LECCE – Precari sempre. Un’assegnista di ricerca dell’Università del Salento ha provato a farsi riconoscere un contratto a tempo indeterminato, dopo gli incarichi di collaborazione rinnovati prima ogni due anni e poi ogni anno con continuità dal 2004 al 2011. Ma nulla.

La ricercatrice, assegnista presso il Dipartimento di Scienze Sociali e della Comunicazione, ha trascinato in tribunale sia il Ministero dell’Istruzione, che non si è costituito in giudizio, sia l’Universita’ del Salento. Ha chiesto di riconoscere la conversione dei vari rapporti a tempo determinato in un unico rapporto non a termine, con richiesta di condanna dell’Ateneo alla sua assunzione a tempo indeterminato con ricostruzione della anzianità maturata anche ai fini previdenziali e contributivi e con risarcimento del danno pari a venti mensilità di retribuzione.

A suo dire, il rinnovo ininterrotto degli incarichi biennali per circa sette anni avrebbe avuto solo la finalità di eludere le norme per cui i contratti a tempo non possono superare 36 mesi.
Ricorso infondato, secondo il Tar di Lecce, che si è espresso con sentenza qualche giorno fa.
“Difettano tutti i presupposti necessari alla costituzione del rapporto di pubblico impiego – hanno scritto i magistrati – atteso che la ricorrente non ha mai superato alcun concorso per l’accesso al ruolo di Ricercatore universitario, non potendosi in proposito ritenersi equipollenti le procedure valutative per il conferimento di incarichi di collaborazione di ricerca”.

Le strade per ricercatori universitari e assegnisti, infatti, sono diverse non solo sotto il profilo normativo. Diversi sono i compiti: gli assegnisti, ad esempio, non possono svolgere incarichi di docenza e di didattica. Inoltre, l’assegnista non ha vincoli di orario né di subordinazione, configurandosi come rapporto di lavoro autonomo e di diritto privato con l’Università.

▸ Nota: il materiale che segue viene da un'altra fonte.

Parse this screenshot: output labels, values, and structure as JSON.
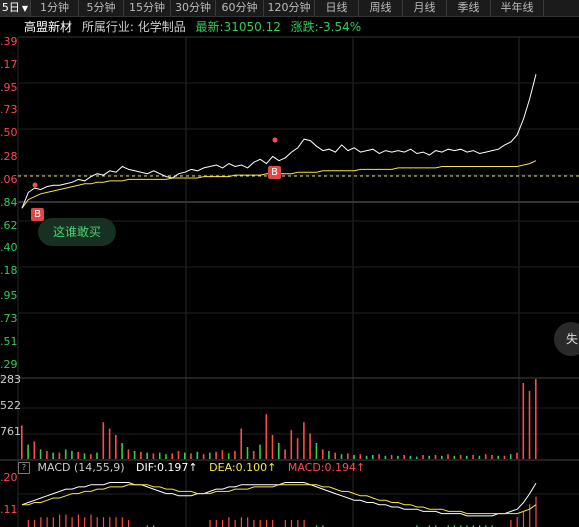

Alla soglia degli otto anni, limite massimo per il rinnovo, all’assegnista sono rimaste dunque le briciole. Per il tribunale, però, “non poteva non essere a conoscenza dei contenuti degli effetti dei provvedimenti, compresa l’espressa esclusione di ogni effetto utile ai fini della assunzione nei ruoli del personale docente dell’Università”.